- Directed by: Christy Cabanne
- Written by: Robert Lee Johnson
- Story by: Christy Cabanne
- Produced by: Christy Cabanne (associate producer)
- Starring: David O'Brien Kay Aldridge Walter Catlett Guinn (Big Boy) Williams
- Cinematography: James Brown, A.S.C.
- Edited by: W. Donn Hayes
- Music by: Karl Hajos
- Distributed by: PRC Pictures, Inc.
- Release date: March 15, 1945 (United States);
- Running time: 71 minutes
- Country: United States
- Language: English

= The Man Who Walked Alone =

1945 film by Christy Cabanne

The Man Who Walked Alone is a 1945 American B film romantic comedy film produced by PRC Pictures, Inc., directed by Christy Cabanne, with top-billed Dave O'Brien and Kay Aldridge, along with Walter Catlett and Guinn (Big Boy) Williams.

Karl Hajos was nominated for the Academy Award for Best Original Score.

==Plot==
During the final months of World War II, a young man is hitchhiking to the small town of Plainfield. After several failed attempts, he finally steps in front of a car driven by a young woman. She tries to go around him, but crashes and blows out a tire. He changes the tire in exchange for a ride from the hostile woman. In addition to blaming him for causing her accident, she resents that he has somehow avoided military service, but when he goes to get some gas, she discovers a uniform (with many decorations) in his suitcase and becomes friendlier to him. They reveal their odd names, but nothing else about themselves: he is Marion and she is "Willie". He is sure that she is a spoiled rich girl, and in fact Wilhelmina "Willie" Hammond is indeed a member of a wealthy high-society family, running from an arranged marriage to another socially prominent type, stolid Alvin Bailey.
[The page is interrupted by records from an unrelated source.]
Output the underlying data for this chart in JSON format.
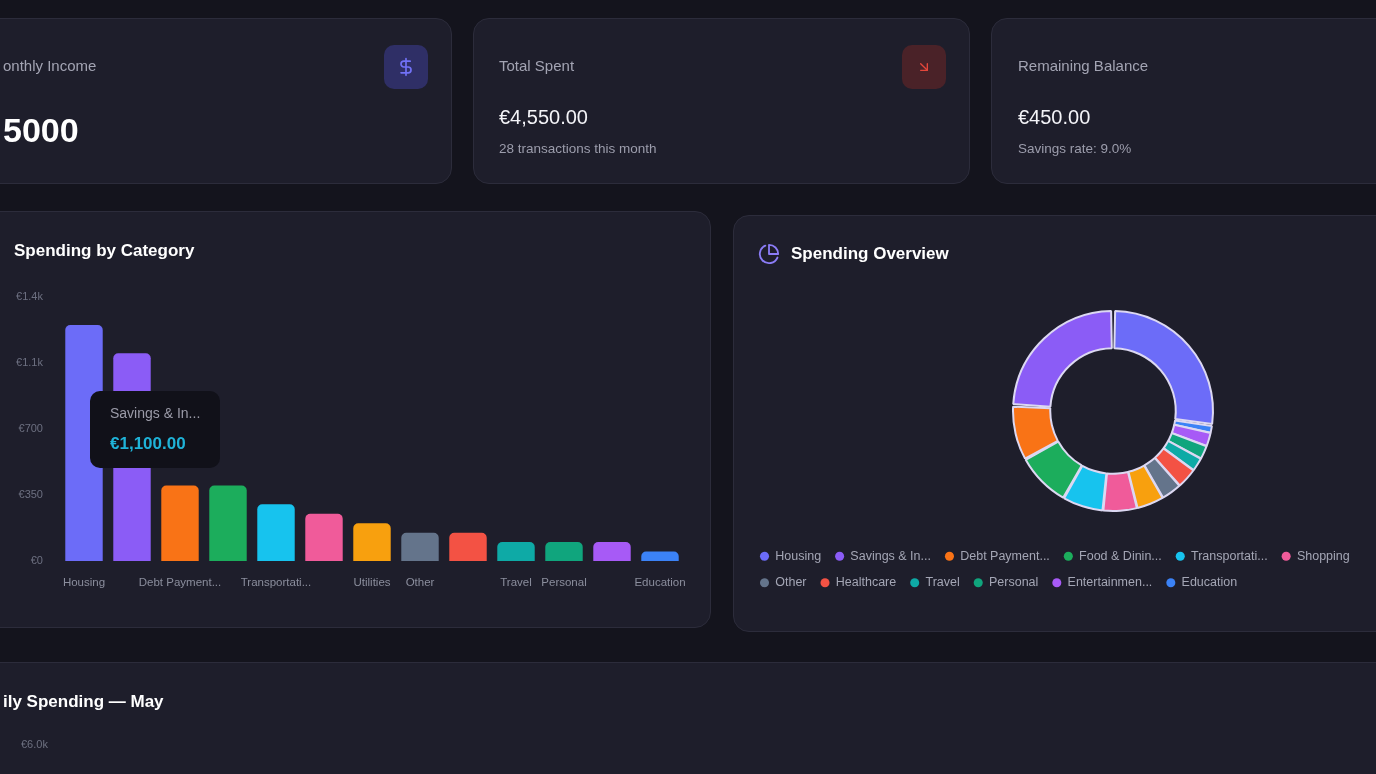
{
  "chart_data": [
    {
      "type": "other",
      "title": "onthly Income",
      "subtitle": "5000"
    },
    {
      "type": "other",
      "title": "Total Spent",
      "subtitle": "€4,550.00",
      "annotations": [
        "28 transactions this month"
      ]
    },
    {
      "type": "other",
      "title": "Remaining Balance",
      "subtitle": "€450.00",
      "annotations": [
        "Savings rate: 9.0%"
      ]
    },
    {
      "type": "bar",
      "title": "Spending by Category",
      "categories": [
        "Housing",
        null,
        "Debt Payment...",
        null,
        "Transportati...",
        null,
        "Utilities",
        "Other",
        null,
        "Travel",
        "Personal",
        null,
        "Education"
      ],
      "values": [
        1250,
        1100,
        400,
        400,
        300,
        250,
        200,
        150,
        150,
        100,
        100,
        100,
        50
      ],
      "colors": [
        "#6c6cf8",
        "#8b5cf6",
        "#f97316",
        "#1cad5c",
        "#17c3ee",
        "#f05b9a",
        "#f8a00e",
        "#64748b",
        "#f35244",
        "#0eaaa6",
        "#10a57d",
        "#a75af6",
        "#3b82f6"
      ],
      "ylim": [
        0,
        1400
      ],
      "yticks": [
        {
          "value": 0,
          "label": "€0"
        },
        {
          "value": 350,
          "label": "€350"
        },
        {
          "value": 700,
          "label": "€700"
        },
        {
          "value": 1050,
          "label": "€1.1k"
        },
        {
          "value": 1400,
          "label": "€1.4k"
        }
      ],
      "value_labels": [
        null,
        "€1,100.00",
        null,
        null,
        null,
        null,
        null,
        null,
        null,
        null,
        null,
        null,
        null
      ],
      "annotations": [
        "Savings & In..."
      ]
    },
    {
      "type": "donut",
      "title": "Spending Overview",
      "categories": [
        "Housing",
        "Savings & In...",
        "Debt Payment...",
        "Food & Dinin...",
        "Transportati...",
        "Shopping",
        null,
        "Other",
        "Healthcare",
        "Travel",
        "Personal",
        "Entertainmen...",
        "Education"
      ],
      "values": [
        27.4,
        24.2,
        8.8,
        8.8,
        6.6,
        5.5,
        4.4,
        3.3,
        3.3,
        2.2,
        2.2,
        2.2,
        1.1
      ],
      "colors": [
        "#6c6cf8",
        "#8b5cf6",
        "#f97316",
        "#1cad5c",
        "#17c3ee",
        "#f05b9a",
        "#f8a00e",
        "#64748b",
        "#f35244",
        "#0eaaa6",
        "#10a57d",
        "#a75af6",
        "#3b82f6"
      ],
      "legend": "bottom"
    },
    {
      "type": "other",
      "title": "ily Spending — May",
      "annotations": [
        "€6.0k"
      ]
    }
  ]
}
Acting on the reported theft of Bailey's car, the police stop the pair and put them in jail. After the police talk to Bailey on the telephone, the two are released. Willie takes Marion to the family mansion, telling him that she is the family's secretary. Having lost her key, she has him crawl through a window, causing the pair to be taken into custody again. Her identity is finally established, but reporters at the police station get a hold of the story. The pair are again released.

Willie initially thinks that Marion is an Army deserter, but after he explains he received a medical discharge, she gives him a job as the family chauffeur, though Wiggins, the eccentric old caretaker of the estate, has misgivings.

Willie's widowed mother, Mrs. Hammond, "old maid" Aunt Harriet, and younger sister Patricia all return from New York City, along with Alvin Bailey and his physical trainer and sidekick, Champ. Mrs. Hammond and Bailey strongly disapprove of Willie's association with a presumed gold digger. Mrs. Hammond tries to buy Marion off, while Bailey sends Champ to get the police. Marion, however, is determined to win Willie's heart.

After a series of family arguments and complications, Marion is revealed to be a nationally known war hero. He was hitchhiking simply because he does not like publicity. He is warmly welcomed by the mayor and the governor, and honored with a parade by Plainfield. His killed-in-battle friend described his hometown so vividly to Marion and later bequeathed it to him, so, having no real ties to any other place, he decided to settle there. As Marion is being driven away, Willie sets out after him in her wedding dress, and in a role reversal, he gives her a ride.

== Cast ==

The lead character, Marion Scott, is shown in ending credits as a private, but he is referred to repeatedly in the final scenes as Corporal Scott and has the two stripes of that rank on his uniform sleeve.